The dominant theme I'm hearing here is, "That's how it's done." With a few exceptions I don't see anybody stepping back and asking, "How else could it be done?" From the examples given here one would have to conclude that the D&D® community is a conservative one, and very conservative on a number of subjects.
There's a reason for that: the conservative approach is what guarantees that a gamer shall actually get to play the game, game it for a long time and actually get to make full use of what the game offers. It's been that way from the get-go, and 30 years of proven results is hard to ignore. All other takes are gambles, gambles that don't pay off nearly as well as one might imagine.
How many other ways can you think of to play D&D®? How would you implement them? How would you handle characterization, combat, interpersonal relations? How would you detail, describe character creation or conflict resolution? (Conflict in this case involving the question, "Does he succeed or fail at a task?" Conflict at its most basic form.)
I can think of many. Very few are worth bothering with, however, because the average gamer is there to play a game and nothing more. He's there for the dungeon crawling, the tactical gaming and the leveling up. WotC knows this which is why they went with their "Back to the Dungeon!" approach in 2000- an approach that met with great success and continues to be the most successful approach in the business.
D&D® doesn't appeal to enough people to replace those that leave the hobby for one reason or another. I submit that's its because D&D® as presently constituted has nothing to offer those people. It needs to be reinvented. Become more an exercise in imagination and less an exercise in gaming.[/b]
This is a lie. D&D works best when it focuses upon gameplay and avoids all hints of amateur thespianism. The core competancies of D&D is team-based gameplay in an open-ended milieu where the user--the players and their GM--can do what they want within the rules of the game. The further away you go from that core, the more you run into business and community problems.
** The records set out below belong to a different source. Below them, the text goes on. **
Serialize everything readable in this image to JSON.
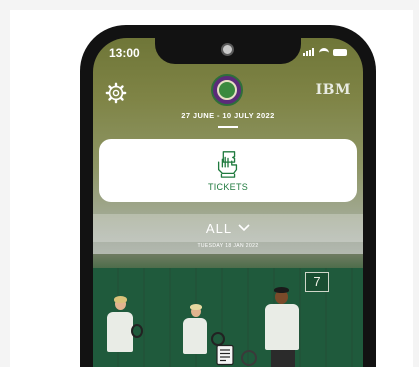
{
  "status_bar": {
    "time": "13:00"
  },
  "header": {
    "settings_icon": "gear-icon",
    "logo_icon": "wimbledon-logo",
    "brand": "IBM",
    "dates": "27 JUNE - 10 JULY 2022"
  },
  "tickets": {
    "label": "TICKETS",
    "icon": "ticket-hand-icon",
    "accent": "#1f7a3e"
  },
  "filter": {
    "label": "ALL",
    "icon": "chevron-down-icon"
  },
  "feed": {
    "day": "TUESDAY 18 JAN 2022",
    "photo": {
      "court_number": "7"
    },
    "item_icon": "article-icon"
  }
}
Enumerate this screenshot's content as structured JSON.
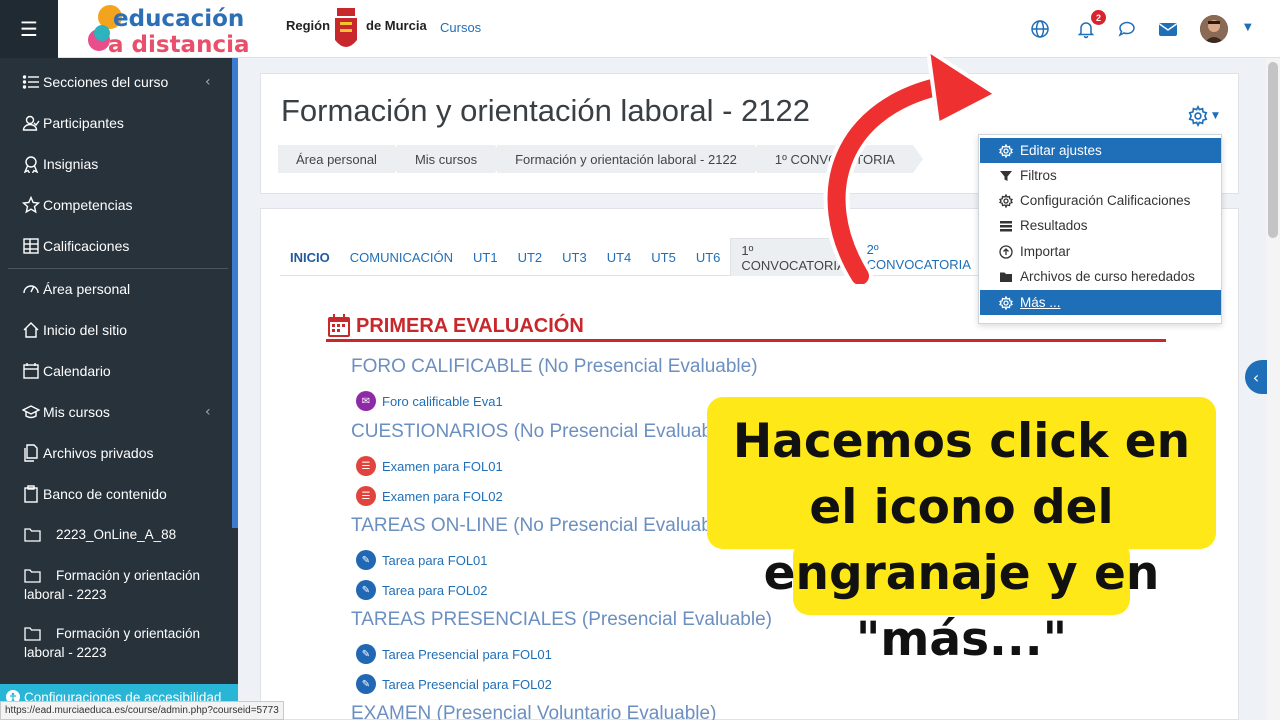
{
  "header": {
    "logo_text_top": "educación",
    "logo_text_bottom": "a distancia",
    "region_label": "Región",
    "murcia_label": "de Murcia",
    "courses_link": "Cursos",
    "notification_count": "2"
  },
  "sidebar": {
    "items": [
      {
        "label": "Secciones del curso",
        "icon": "list-icon"
      },
      {
        "label": "Participantes",
        "icon": "users-icon"
      },
      {
        "label": "Insignias",
        "icon": "badge-icon"
      },
      {
        "label": "Competencias",
        "icon": "star-icon"
      },
      {
        "label": "Calificaciones",
        "icon": "grades-icon"
      },
      {
        "label": "Área personal",
        "icon": "dashboard-icon"
      },
      {
        "label": "Inicio del sitio",
        "icon": "home-icon"
      },
      {
        "label": "Calendario",
        "icon": "calendar-icon"
      },
      {
        "label": "Mis cursos",
        "icon": "graduation-icon"
      },
      {
        "label": "Archivos privados",
        "icon": "files-icon"
      },
      {
        "label": "Banco de contenido",
        "icon": "clipboard-icon"
      }
    ],
    "folders": [
      "2223_OnLine_A_88",
      "Formación y orientación laboral - 2223",
      "Formación y orientación laboral - 2223"
    ],
    "accessibility": "Configuraciones de accesibilidad"
  },
  "course": {
    "title": "Formación y orientación laboral - 2122",
    "breadcrumbs": [
      "Área personal",
      "Mis cursos",
      "Formación y orientación laboral - 2122",
      "1º CONVOCATORIA"
    ]
  },
  "tabs": [
    "INICIO",
    "COMUNICACIÓN",
    "UT1",
    "UT2",
    "UT3",
    "UT4",
    "UT5",
    "UT6",
    "1º CONVOCATORIA",
    "2º CONVOCATORIA"
  ],
  "content": {
    "eval_heading": "PRIMERA EVALUACIÓN",
    "sections": [
      {
        "title": "FORO CALIFICABLE (No Presencial Evaluable)",
        "activities": [
          "Foro calificable Eva1"
        ]
      },
      {
        "title": "CUESTIONARIOS (No Presencial Evaluable)",
        "activities": [
          "Examen para FOL01",
          "Examen para FOL02"
        ]
      },
      {
        "title": "TAREAS ON-LINE (No Presencial Evaluable)",
        "activities": [
          "Tarea para FOL01",
          "Tarea para FOL02"
        ]
      },
      {
        "title": "TAREAS PRESENCIALES (Presencial Evaluable)",
        "activities": [
          "Tarea Presencial para FOL01",
          "Tarea Presencial para FOL02"
        ]
      },
      {
        "title": "EXAMEN (Presencial Voluntario Evaluable)",
        "activities": []
      }
    ]
  },
  "dropdown": {
    "items": [
      {
        "label": "Editar ajustes",
        "icon": "gear-icon"
      },
      {
        "label": "Filtros",
        "icon": "filter-icon"
      },
      {
        "label": "Configuración Calificaciones",
        "icon": "gear-icon"
      },
      {
        "label": "Resultados",
        "icon": "list-icon"
      },
      {
        "label": "Importar",
        "icon": "upload-icon"
      },
      {
        "label": "Archivos de curso heredados",
        "icon": "folder-icon"
      },
      {
        "label": "Más ...",
        "icon": "gear-icon"
      }
    ]
  },
  "callout": {
    "text": "Hacemos click en el icono del engranaje y en \"más...\""
  },
  "status_url": "https://ead.murciaeduca.es/course/admin.php?courseid=5773",
  "colors": {
    "sidebar": "#27323b",
    "accent": "#1f6fb8",
    "eval_red": "#c8282b",
    "callout": "#ffe817"
  }
}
The videogame manufacturers are aware of this fact, which is why there are so many developers out there now seeking to emulate features such as the open-ended gameplay of the last two Grand Theft Auto games and the super-powergaming gameplay that's par for the course in Square Enix' CRPG franchises (such as the world-famous Final Fantasy franchise) and is so prominent in MMORPGs such as Everquest or PC RPGs like Diablo. While there's a lot of talk about dramatic elements and storytelling, all of the relevant experts on the business agree that it's gameplay--not drama--that makes for overall success and creates the iconic games of the industry.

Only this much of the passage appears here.